According to the briefing, West Virginia was one of three states to lose population since the 2010 Census.
The state currently has 1,793,716 residents and 1,329 overseas residents, such as those serving in the military. This is a drop from 1,852,994 residents and 6,821 overseas residents in the 2010 Census. Overall, the population dropped 3.2 percent.
The population change in the Mountain State and several other states means that West Virginia will be losing a seat in the House of Representatives due to the apportionment process.
“Apportionment is the process of distributing the 435 memberships, or seats, in the U.S. House of Representatives among the 50 states based on the apportionment population counts from the 2020 Census,” explains the census website. “An apportionment has been made by the U.S. Congress based on each decennial census from 1790 to 2020 except for the 1920 Census.
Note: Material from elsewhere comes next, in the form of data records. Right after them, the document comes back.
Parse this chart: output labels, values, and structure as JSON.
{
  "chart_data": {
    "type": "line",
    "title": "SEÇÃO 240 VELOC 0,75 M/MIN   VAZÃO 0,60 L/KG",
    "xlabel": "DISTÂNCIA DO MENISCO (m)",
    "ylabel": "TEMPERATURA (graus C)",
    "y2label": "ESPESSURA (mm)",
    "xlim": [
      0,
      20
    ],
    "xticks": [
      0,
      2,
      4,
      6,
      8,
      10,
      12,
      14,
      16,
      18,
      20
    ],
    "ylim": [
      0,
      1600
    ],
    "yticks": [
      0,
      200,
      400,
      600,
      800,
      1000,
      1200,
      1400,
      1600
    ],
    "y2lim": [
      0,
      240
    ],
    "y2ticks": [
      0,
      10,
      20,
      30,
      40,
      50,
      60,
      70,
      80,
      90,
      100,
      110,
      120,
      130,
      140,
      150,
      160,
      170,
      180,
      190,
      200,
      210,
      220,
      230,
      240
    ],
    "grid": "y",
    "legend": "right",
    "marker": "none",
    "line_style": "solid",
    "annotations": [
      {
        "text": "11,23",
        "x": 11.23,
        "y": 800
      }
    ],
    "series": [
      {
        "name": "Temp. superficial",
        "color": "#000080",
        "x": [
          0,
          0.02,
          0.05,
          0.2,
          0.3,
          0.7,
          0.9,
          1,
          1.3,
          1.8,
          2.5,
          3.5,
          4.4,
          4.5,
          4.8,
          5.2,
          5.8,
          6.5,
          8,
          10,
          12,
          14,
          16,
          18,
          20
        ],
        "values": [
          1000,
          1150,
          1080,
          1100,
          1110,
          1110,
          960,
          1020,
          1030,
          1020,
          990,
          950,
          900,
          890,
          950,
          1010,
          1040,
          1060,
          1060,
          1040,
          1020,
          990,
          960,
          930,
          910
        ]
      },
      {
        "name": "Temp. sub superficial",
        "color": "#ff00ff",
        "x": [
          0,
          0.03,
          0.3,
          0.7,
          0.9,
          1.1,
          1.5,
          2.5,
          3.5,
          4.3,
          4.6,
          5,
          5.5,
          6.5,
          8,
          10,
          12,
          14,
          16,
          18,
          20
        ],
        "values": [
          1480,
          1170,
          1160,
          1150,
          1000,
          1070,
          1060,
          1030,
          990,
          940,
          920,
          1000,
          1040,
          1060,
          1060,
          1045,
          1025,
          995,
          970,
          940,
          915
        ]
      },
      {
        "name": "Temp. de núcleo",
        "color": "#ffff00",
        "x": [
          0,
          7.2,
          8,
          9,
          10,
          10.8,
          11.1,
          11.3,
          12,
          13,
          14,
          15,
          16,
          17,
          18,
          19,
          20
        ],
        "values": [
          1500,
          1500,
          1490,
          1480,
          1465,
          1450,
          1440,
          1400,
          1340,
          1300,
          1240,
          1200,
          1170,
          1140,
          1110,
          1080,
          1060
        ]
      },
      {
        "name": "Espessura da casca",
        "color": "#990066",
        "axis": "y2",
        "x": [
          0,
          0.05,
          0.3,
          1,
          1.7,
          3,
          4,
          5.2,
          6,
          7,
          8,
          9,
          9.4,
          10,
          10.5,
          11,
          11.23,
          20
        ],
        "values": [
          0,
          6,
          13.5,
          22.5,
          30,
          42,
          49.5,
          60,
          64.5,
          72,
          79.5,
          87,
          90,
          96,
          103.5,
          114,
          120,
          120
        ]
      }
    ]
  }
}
The apportionment population consists of the resident population of the 50 states, plus the overseas federal employees (military and civilian) and their dependents living with them who could be allocated to their home states.”
Currently the state is represented by David McKinley in the First District, Alex Monney in the Second District, and Carol Miller in the Third District, Greenbrier County’s current district. Redistricting will determine where each county falls in the new Congressional Districts.
“Our work doesn’t stop here,” explained Dr. Ron Jarmin, acting director of the U.S. Census Bureau. “Now that the apportionment counts are delivered, we will begin the additional activities needed to create and deliver the redistricting data that were previously delayed due to COVID-19.”
The Census Bureau also announced:
– There are 331,449,281 total people in the United States, up 7.4 percent since the 2010 census.
– 13 states had changes to the apportionment in the House of Representatives.
– Seven states lost a seat, including California, Illinois, Michigan, New York, Ohio, Pennsylvania, and West Virginia.
– Six states gained representation, including one seat for Colorado, Florida, Montana, North Carolina, Oregon, while Texas gained two seats.
– The most populous state was California (39,538,223); the least populous was Wyoming (576,851).
– The state that gained the most numerically since the 2010 Census was Texas (up 3,999,944 to 29,145,505).
– The fastest-growing state since the 2010 Census was Utah (up 18.4% to 3,271,616).
– Puerto Rico’s resident population was 3,285,874, down 11.8% from 3,725,789 in the 2010 Census.
The press conference also sought to reassure the public that factors complicating the 2020 Census were also accounted for.
“While no census is perfect, we are confident that today’s 2020 Census results meet our high data quality standards,” Jarmin said. “We would not be releasing them to you otherwise. The Census Bureau is committed to sharing what we know, when we know it, to help the nation understand the quality of the 2020 census results. Despite all the challenges of the pandemic, the completeness and accuracy of these [results] are comparable to other recent censuses. We had numerous quality checks built into collecting the data and we have conducted one of the most comprehensive reviews in recent census history during the data processing.”
Currently, only state level data has been released, with future releases from the Census Bureau offering more specific information about individual counties and towns. The links to the press conference and data can be found at census.gov.